A New National Park for Guatemala?

Deep in the Guatemalan jungle a team of Brigham Young University archaeologists have been working for many months to uncover the ruins of El Mirador, an ancient Mayan city located about 225 miles north of Guatemala City.

Significant archaeological discoveries in the area recently prompted Dr. Ray Matheny, professor of archaeology and anthropology and leader of the BYU expedition, to invite Guatemalan President Romeo Lucas to visit El Mirador and ask him to declare the site a national park. “The sheer immensity of the ‘forgotten city’ in the jungle is impressive,” Dr.
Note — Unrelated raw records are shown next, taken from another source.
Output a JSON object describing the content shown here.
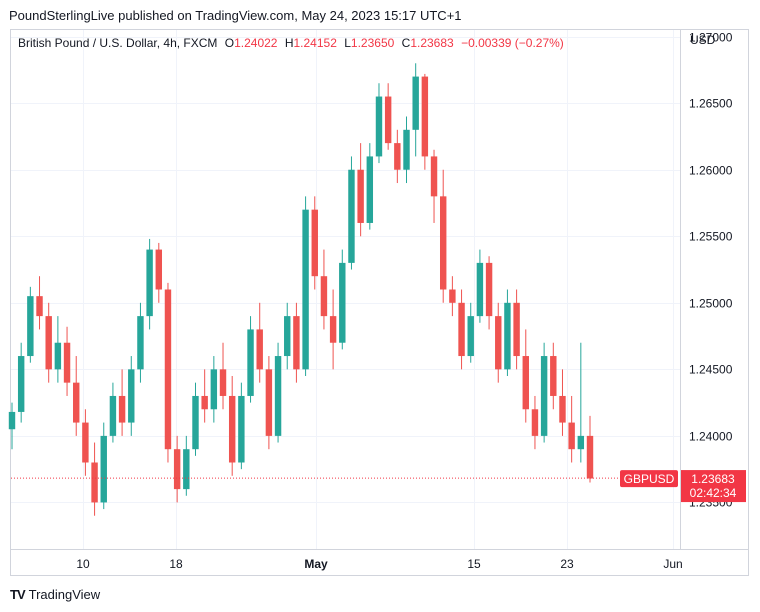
{
  "header": {
    "published": "PoundSterlingLive published on TradingView.com, May 24, 2023 15:17 UTC+1"
  },
  "legend": {
    "symbol": "British Pound / U.S. Dollar, 4h, FXCM",
    "o_label": "O",
    "o_value": "1.24022",
    "h_label": "H",
    "h_value": "1.24152",
    "l_label": "L",
    "l_value": "1.23650",
    "c_label": "C",
    "c_value": "1.23683",
    "change": "−0.00339 (−0.27%)"
  },
  "axis": {
    "currency": "USD"
  },
  "price_tag": {
    "symbol": "GBPUSD",
    "price": "1.23683",
    "countdown": "02:42:34"
  },
  "footer": {
    "brand": "TradingView"
  },
  "colors": {
    "up": "#26a69a",
    "down": "#ef5350",
    "grid": "#f0f3fa",
    "tag": "#f23645"
  },
  "chart_data": {
    "type": "candlestick",
    "y_ticks": [
      "1.23500",
      "1.24000",
      "1.24500",
      "1.25000",
      "1.25500",
      "1.26000",
      "1.26500",
      "1.27000"
    ],
    "x_ticks": [
      "10",
      "18",
      "May",
      "15",
      "23",
      "Jun"
    ],
    "ylim": [
      1.2315,
      1.2705
    ],
    "last_price": 1.23683,
    "series": [
      [
        1.2405,
        1.2425,
        1.239,
        1.2418
      ],
      [
        1.2418,
        1.247,
        1.241,
        1.246
      ],
      [
        1.246,
        1.2512,
        1.2455,
        1.2505
      ],
      [
        1.2505,
        1.252,
        1.248,
        1.249
      ],
      [
        1.249,
        1.25,
        1.244,
        1.245
      ],
      [
        1.245,
        1.249,
        1.244,
        1.247
      ],
      [
        1.247,
        1.2482,
        1.243,
        1.244
      ],
      [
        1.244,
        1.246,
        1.24,
        1.241
      ],
      [
        1.241,
        1.242,
        1.237,
        1.238
      ],
      [
        1.238,
        1.2395,
        1.234,
        1.235
      ],
      [
        1.235,
        1.241,
        1.2345,
        1.24
      ],
      [
        1.24,
        1.244,
        1.2395,
        1.243
      ],
      [
        1.243,
        1.245,
        1.24,
        1.241
      ],
      [
        1.241,
        1.246,
        1.24,
        1.245
      ],
      [
        1.245,
        1.25,
        1.244,
        1.249
      ],
      [
        1.249,
        1.2548,
        1.248,
        1.254
      ],
      [
        1.254,
        1.2545,
        1.25,
        1.251
      ],
      [
        1.251,
        1.2515,
        1.238,
        1.239
      ],
      [
        1.239,
        1.24,
        1.235,
        1.236
      ],
      [
        1.236,
        1.24,
        1.2355,
        1.239
      ],
      [
        1.239,
        1.244,
        1.2385,
        1.243
      ],
      [
        1.243,
        1.245,
        1.241,
        1.242
      ],
      [
        1.242,
        1.246,
        1.241,
        1.245
      ],
      [
        1.245,
        1.247,
        1.242,
        1.243
      ],
      [
        1.243,
        1.2445,
        1.237,
        1.238
      ],
      [
        1.238,
        1.244,
        1.2375,
        1.243
      ],
      [
        1.243,
        1.249,
        1.2425,
        1.248
      ],
      [
        1.248,
        1.25,
        1.244,
        1.245
      ],
      [
        1.245,
        1.246,
        1.239,
        1.24
      ],
      [
        1.24,
        1.247,
        1.2395,
        1.246
      ],
      [
        1.246,
        1.25,
        1.245,
        1.249
      ],
      [
        1.249,
        1.25,
        1.244,
        1.245
      ],
      [
        1.245,
        1.258,
        1.2445,
        1.257
      ],
      [
        1.257,
        1.258,
        1.251,
        1.252
      ],
      [
        1.252,
        1.254,
        1.248,
        1.249
      ],
      [
        1.249,
        1.251,
        1.245,
        1.247
      ],
      [
        1.247,
        1.254,
        1.2465,
        1.253
      ],
      [
        1.253,
        1.261,
        1.2525,
        1.26
      ],
      [
        1.26,
        1.262,
        1.255,
        1.256
      ],
      [
        1.256,
        1.262,
        1.2555,
        1.261
      ],
      [
        1.261,
        1.2665,
        1.2605,
        1.2655
      ],
      [
        1.2655,
        1.2665,
        1.2615,
        1.262
      ],
      [
        1.262,
        1.263,
        1.259,
        1.26
      ],
      [
        1.26,
        1.264,
        1.259,
        1.263
      ],
      [
        1.263,
        1.268,
        1.261,
        1.267
      ],
      [
        1.267,
        1.2672,
        1.26,
        1.261
      ],
      [
        1.261,
        1.2615,
        1.256,
        1.258
      ],
      [
        1.258,
        1.26,
        1.25,
        1.251
      ],
      [
        1.251,
        1.252,
        1.249,
        1.25
      ],
      [
        1.25,
        1.251,
        1.245,
        1.246
      ],
      [
        1.246,
        1.25,
        1.2455,
        1.249
      ],
      [
        1.249,
        1.254,
        1.2485,
        1.253
      ],
      [
        1.253,
        1.2535,
        1.248,
        1.249
      ],
      [
        1.249,
        1.25,
        1.244,
        1.245
      ],
      [
        1.245,
        1.251,
        1.2445,
        1.25
      ],
      [
        1.25,
        1.251,
        1.245,
        1.246
      ],
      [
        1.246,
        1.248,
        1.241,
        1.242
      ],
      [
        1.242,
        1.243,
        1.239,
        1.24
      ],
      [
        1.24,
        1.247,
        1.2395,
        1.246
      ],
      [
        1.246,
        1.247,
        1.242,
        1.243
      ],
      [
        1.243,
        1.245,
        1.24,
        1.241
      ],
      [
        1.241,
        1.243,
        1.238,
        1.239
      ],
      [
        1.239,
        1.247,
        1.238,
        1.24
      ],
      [
        1.24,
        1.2415,
        1.2365,
        1.2368
      ]
    ]
  }
}
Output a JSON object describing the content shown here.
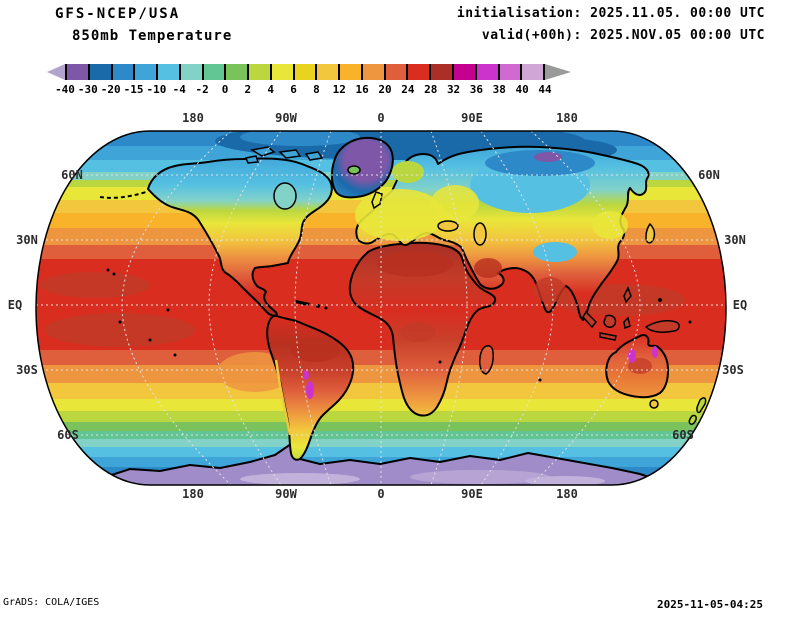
{
  "header": {
    "model": "GFS-NCEP/USA",
    "field": "850mb Temperature",
    "init_label": "initialisation: 2025.11.05. 00:00 UTC",
    "valid_label": "valid(+00h): 2025.NOV.05 00:00 UTC"
  },
  "colorbar": {
    "tick_labels": [
      "-40",
      "-30",
      "-20",
      "-15",
      "-10",
      "-4",
      "-2",
      "0",
      "2",
      "4",
      "6",
      "8",
      "12",
      "16",
      "20",
      "24",
      "28",
      "32",
      "36",
      "38",
      "40",
      "44"
    ],
    "segment_colors": [
      "#7e57a8",
      "#1a6aaa",
      "#2d89c8",
      "#3fa5d9",
      "#55c0e2",
      "#82d2c8",
      "#62c694",
      "#7ac35c",
      "#bad740",
      "#e9e63a",
      "#e8d31f",
      "#f2c73e",
      "#f9b32a",
      "#ee9540",
      "#df5f3d",
      "#d92d20",
      "#ab2f26",
      "#c4008f",
      "#cc33cc",
      "#d06ad0",
      "#d0a6d6"
    ],
    "left_arrow_color": "#b3a3cc",
    "right_arrow_color": "#9a9a9a"
  },
  "map": {
    "lon_labels_top": [
      "180",
      "90W",
      "0",
      "90E",
      "180"
    ],
    "lon_labels_bottom": [
      "180",
      "90W",
      "0",
      "90E",
      "180"
    ],
    "lat_labels_left": [
      "60N",
      "30N",
      "EQ",
      "30S",
      "60S"
    ],
    "lat_labels_right": [
      "60N",
      "30N",
      "EQ",
      "30S",
      "60S"
    ]
  },
  "footer": {
    "credit": "GrADS: COLA/IGES",
    "timestamp": "2025-11-05-04:25"
  },
  "chart_data": {
    "type": "heatmap",
    "title": "850mb Temperature",
    "model_run": "GFS-NCEP/USA 2025.11.05 00:00 UTC, valid +00h",
    "projection": "robinson-world",
    "levels": [
      -40,
      -30,
      -20,
      -15,
      -10,
      -4,
      -2,
      0,
      2,
      4,
      6,
      8,
      12,
      16,
      20,
      24,
      28,
      32,
      36,
      38,
      40,
      44
    ],
    "palette": [
      "#7e57a8",
      "#1a6aaa",
      "#2d89c8",
      "#3fa5d9",
      "#55c0e2",
      "#82d2c8",
      "#62c694",
      "#7ac35c",
      "#bad740",
      "#e9e63a",
      "#e8d31f",
      "#f2c73e",
      "#f9b32a",
      "#ee9540",
      "#df5f3d",
      "#d92d20",
      "#ab2f26",
      "#c4008f",
      "#cc33cc",
      "#d06ad0",
      "#d0a6d6"
    ],
    "lat_ticks": [
      "60N",
      "30N",
      "EQ",
      "30S",
      "60S"
    ],
    "lon_ticks": [
      "180",
      "90W",
      "0",
      "90E",
      "180"
    ],
    "approx_zonal_temps": [
      {
        "lat": "Arctic 80N",
        "t": -18
      },
      {
        "lat": "60N",
        "t": 2
      },
      {
        "lat": "45N ocean",
        "t": 10
      },
      {
        "lat": "30N",
        "t": 20
      },
      {
        "lat": "EQ",
        "t": 26
      },
      {
        "lat": "30S",
        "t": 16
      },
      {
        "lat": "50S",
        "t": 4
      },
      {
        "lat": "60S",
        "t": -6
      },
      {
        "lat": "Antarctica",
        "t": -35
      }
    ],
    "notable_features": [
      "cold blue/purple Arctic and Siberia",
      "purple cold core over Greenland",
      "cyan cold patch over Tibet",
      "magenta >36 hot spots over interior Australia and NW Argentina",
      "purple/lavender Antarctica"
    ]
  }
}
Matheny emphasized. “It could be the largest and oldest city yet discovered in Mesoamerica.”

President Lucas and a score of other government officials excitedly toured the ancient city just before the expedition closed camp for the rainy season. Government leaders would like to see El Mirador become a major tourist attraction, but it will take years before an airfield is built and the ruins are prepared for visitors.

One of the most recent discoveries is a huge sculptured head, described by Dr. Matheny as looking “like a jaguar and a human at the same time, with large teeth, an earspool in the earlobe as a symbolic decoration of authority, and extended jaguar claws as part of the ear decoration.” He believes that the red stucco head, discovered by BYU graduate student Richard Hansen, was carved about 2,000 years ago.

Some one and a half miles from where the sculptured head was unearthed, Dr. Matheny’s group discovered “one of the largest known buildings in antiquity found anywhere in the world.” The building stands twenty stories high with a base measuring one-fifth of a mile. It is also one of the most unusual formations found in Mesoamerica. Built on a centerline with other massive buildings in the area, the structure has a series of platforms on which smaller buildings are located. “Nothing like it is known to exist anywhere else,” Dr. Matheny said.

Students measure a sculpture at El Mirador.